Investments made within an ISA wrapper grow free of capital gains tax and income tax and because of the tax benefits are likely to be regarded as an important part of any savings plan.
For years, ISA savers have complained that limits were too low and the ISA investment rules were too inflexible. However, following the announcement in the Budget yesterday, George Osborne has made a real attempt to reward prudent savers with both an increase in the amount that can be invested in ISAs and changes to the way that ISA rules operate.
From 1st July 2014, the Government will merge both cash and shares ISAs into a single New ISA (NISA) with annual tax-free savings limit of £15,000, increased from the present level of £11,520. This can be a combined £15,000 into either cash or investments, or a mixture of both. In addition savers will now be able to transfer previous years’ funds from stocks and shares ISAs into cash, and vice versa. The Government will also abolish the rule that restricts the amount that can be saved in a cash ISA to half the amount that could be saved in a stocks and shares ISA.

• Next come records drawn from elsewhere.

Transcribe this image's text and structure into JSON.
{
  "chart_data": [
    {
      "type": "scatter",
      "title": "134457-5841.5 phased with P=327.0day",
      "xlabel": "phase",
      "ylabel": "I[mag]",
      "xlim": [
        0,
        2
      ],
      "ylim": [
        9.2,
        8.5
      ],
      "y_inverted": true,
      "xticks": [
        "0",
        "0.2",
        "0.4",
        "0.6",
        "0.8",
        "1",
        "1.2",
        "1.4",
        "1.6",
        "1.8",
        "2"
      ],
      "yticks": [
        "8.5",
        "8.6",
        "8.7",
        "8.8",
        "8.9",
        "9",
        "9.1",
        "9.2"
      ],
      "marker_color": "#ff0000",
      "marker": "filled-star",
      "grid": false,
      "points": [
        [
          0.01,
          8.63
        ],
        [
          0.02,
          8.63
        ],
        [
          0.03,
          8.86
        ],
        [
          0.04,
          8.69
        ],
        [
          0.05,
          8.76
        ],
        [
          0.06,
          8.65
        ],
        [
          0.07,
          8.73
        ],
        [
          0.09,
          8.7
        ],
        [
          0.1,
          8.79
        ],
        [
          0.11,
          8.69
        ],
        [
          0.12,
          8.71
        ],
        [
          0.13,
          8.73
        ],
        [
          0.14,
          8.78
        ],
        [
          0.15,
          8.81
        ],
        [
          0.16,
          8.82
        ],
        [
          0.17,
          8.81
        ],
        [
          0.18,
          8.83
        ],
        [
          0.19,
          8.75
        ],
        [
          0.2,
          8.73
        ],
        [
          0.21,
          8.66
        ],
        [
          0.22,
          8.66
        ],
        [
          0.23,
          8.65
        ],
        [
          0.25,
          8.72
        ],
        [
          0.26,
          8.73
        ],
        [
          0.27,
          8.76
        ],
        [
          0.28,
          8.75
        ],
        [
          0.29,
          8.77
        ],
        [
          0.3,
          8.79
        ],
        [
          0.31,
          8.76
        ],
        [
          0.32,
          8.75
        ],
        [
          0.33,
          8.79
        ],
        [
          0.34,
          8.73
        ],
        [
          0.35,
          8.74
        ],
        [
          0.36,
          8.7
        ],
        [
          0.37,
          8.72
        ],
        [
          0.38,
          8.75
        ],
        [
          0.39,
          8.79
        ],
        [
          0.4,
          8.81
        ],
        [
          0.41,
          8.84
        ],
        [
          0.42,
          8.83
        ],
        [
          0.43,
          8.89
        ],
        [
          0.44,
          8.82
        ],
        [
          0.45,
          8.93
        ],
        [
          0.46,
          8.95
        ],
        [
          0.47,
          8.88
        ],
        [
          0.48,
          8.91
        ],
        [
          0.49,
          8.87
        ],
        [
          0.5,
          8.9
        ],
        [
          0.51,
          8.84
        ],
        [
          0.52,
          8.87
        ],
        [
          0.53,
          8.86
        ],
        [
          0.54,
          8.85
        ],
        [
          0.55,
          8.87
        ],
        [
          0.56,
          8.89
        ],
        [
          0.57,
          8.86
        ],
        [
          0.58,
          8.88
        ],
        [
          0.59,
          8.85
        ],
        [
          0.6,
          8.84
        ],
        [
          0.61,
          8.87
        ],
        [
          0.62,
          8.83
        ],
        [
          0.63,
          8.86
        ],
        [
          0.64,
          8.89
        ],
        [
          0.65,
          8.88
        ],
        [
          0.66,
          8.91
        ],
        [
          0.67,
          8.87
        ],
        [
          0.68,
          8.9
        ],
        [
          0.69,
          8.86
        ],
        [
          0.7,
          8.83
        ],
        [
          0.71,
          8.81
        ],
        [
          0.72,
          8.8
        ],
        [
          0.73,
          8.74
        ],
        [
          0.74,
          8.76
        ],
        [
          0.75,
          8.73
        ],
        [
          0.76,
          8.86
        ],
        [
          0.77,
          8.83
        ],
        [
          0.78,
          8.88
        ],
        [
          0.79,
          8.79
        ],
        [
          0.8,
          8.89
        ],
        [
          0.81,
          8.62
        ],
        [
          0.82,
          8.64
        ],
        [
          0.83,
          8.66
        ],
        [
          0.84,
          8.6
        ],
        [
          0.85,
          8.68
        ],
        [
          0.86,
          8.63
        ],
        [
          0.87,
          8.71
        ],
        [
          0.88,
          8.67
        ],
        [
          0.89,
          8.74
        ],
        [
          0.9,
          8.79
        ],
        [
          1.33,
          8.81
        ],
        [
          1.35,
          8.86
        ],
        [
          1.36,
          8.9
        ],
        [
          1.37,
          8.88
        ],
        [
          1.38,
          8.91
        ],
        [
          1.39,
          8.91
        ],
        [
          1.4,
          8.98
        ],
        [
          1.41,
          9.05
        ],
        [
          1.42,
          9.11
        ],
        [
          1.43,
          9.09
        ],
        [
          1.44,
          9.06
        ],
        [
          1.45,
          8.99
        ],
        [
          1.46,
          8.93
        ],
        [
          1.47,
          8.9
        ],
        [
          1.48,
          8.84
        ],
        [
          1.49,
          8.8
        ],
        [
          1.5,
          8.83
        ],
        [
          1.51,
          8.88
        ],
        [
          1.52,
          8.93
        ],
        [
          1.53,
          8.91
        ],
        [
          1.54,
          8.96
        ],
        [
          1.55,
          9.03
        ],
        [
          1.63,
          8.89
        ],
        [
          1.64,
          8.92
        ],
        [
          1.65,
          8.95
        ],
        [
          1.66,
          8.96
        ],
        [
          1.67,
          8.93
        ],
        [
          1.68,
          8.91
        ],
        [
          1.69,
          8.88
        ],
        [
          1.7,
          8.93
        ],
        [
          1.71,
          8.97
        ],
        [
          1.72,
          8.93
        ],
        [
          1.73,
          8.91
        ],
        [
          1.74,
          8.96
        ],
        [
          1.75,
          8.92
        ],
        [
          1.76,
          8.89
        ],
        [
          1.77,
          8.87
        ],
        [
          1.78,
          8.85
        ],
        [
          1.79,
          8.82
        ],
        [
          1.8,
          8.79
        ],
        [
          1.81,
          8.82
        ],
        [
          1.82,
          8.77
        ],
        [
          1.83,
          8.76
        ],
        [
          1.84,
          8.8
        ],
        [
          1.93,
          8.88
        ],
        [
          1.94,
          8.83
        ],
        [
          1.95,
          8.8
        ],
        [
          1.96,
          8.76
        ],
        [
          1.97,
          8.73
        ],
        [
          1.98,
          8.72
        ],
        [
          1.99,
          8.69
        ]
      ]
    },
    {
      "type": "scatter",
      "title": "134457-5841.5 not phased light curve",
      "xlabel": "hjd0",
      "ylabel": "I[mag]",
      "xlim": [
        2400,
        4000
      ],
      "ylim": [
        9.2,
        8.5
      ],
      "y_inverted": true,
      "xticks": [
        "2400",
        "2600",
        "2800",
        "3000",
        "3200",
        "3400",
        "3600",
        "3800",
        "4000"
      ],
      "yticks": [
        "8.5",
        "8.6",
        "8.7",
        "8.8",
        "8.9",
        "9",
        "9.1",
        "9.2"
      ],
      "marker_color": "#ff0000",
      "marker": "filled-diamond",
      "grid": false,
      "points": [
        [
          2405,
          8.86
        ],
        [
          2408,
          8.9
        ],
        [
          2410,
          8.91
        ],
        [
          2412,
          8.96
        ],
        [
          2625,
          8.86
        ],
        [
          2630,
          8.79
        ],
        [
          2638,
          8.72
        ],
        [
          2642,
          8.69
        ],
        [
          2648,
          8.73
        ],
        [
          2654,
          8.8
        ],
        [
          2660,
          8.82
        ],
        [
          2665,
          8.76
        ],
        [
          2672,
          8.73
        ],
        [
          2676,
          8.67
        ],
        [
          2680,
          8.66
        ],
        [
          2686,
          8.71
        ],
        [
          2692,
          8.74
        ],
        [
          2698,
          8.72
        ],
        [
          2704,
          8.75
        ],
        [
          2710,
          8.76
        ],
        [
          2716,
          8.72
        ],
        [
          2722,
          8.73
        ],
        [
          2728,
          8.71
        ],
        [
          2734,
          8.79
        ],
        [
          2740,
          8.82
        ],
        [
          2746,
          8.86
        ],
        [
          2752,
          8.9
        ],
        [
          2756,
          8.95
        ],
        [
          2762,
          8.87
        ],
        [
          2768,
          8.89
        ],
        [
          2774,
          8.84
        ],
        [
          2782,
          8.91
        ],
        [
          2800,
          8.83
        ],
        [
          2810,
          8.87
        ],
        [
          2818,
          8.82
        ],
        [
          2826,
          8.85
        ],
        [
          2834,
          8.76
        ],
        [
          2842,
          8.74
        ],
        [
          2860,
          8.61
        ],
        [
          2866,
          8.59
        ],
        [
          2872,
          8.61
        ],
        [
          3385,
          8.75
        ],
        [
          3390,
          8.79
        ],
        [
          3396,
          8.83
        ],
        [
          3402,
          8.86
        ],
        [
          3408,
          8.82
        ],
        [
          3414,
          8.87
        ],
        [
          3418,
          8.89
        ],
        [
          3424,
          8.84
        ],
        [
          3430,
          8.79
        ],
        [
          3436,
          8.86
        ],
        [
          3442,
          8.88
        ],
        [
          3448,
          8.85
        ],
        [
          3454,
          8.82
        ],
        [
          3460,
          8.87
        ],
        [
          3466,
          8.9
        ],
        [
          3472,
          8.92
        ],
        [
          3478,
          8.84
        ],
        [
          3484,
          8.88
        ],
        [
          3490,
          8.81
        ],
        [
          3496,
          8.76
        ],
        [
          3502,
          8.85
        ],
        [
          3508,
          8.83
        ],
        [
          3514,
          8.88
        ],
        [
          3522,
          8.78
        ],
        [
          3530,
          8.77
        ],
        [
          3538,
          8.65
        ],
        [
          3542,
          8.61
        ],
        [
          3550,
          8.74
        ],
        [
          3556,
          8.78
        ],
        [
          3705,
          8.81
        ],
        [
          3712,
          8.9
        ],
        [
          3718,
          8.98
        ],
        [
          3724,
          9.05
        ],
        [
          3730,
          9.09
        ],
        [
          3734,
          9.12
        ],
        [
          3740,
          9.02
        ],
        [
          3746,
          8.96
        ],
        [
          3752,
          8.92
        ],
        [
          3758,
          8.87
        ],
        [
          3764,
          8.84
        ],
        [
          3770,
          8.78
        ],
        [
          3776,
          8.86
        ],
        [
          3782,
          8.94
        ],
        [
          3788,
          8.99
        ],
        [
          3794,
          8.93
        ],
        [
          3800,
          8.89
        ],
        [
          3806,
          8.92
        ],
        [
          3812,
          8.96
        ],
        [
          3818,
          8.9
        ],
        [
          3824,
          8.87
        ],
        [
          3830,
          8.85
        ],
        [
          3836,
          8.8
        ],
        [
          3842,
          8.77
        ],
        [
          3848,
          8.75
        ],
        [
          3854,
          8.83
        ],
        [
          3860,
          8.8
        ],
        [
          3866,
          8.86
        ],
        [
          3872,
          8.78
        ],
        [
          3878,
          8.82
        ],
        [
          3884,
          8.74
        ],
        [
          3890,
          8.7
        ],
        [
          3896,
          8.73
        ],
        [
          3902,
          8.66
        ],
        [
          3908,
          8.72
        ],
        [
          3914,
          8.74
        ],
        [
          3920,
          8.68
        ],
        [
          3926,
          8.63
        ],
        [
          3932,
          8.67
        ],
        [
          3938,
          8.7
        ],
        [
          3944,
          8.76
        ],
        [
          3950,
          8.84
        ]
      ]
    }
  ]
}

But what about ISAs opened between 6 April and 1 July? From 6 April, the amount of money that can be saved in an ISA will increase, to a maximum of £11,880, of which up to half (£5,940) can be put into a cash ISA. From 1 July existing ISAs will automatically become a NISA, with the higher limit and more flexibility. Thereafter, savers will be able to add further money to their cash or stocks and shares NISA, up to the new increased limit of £15,000.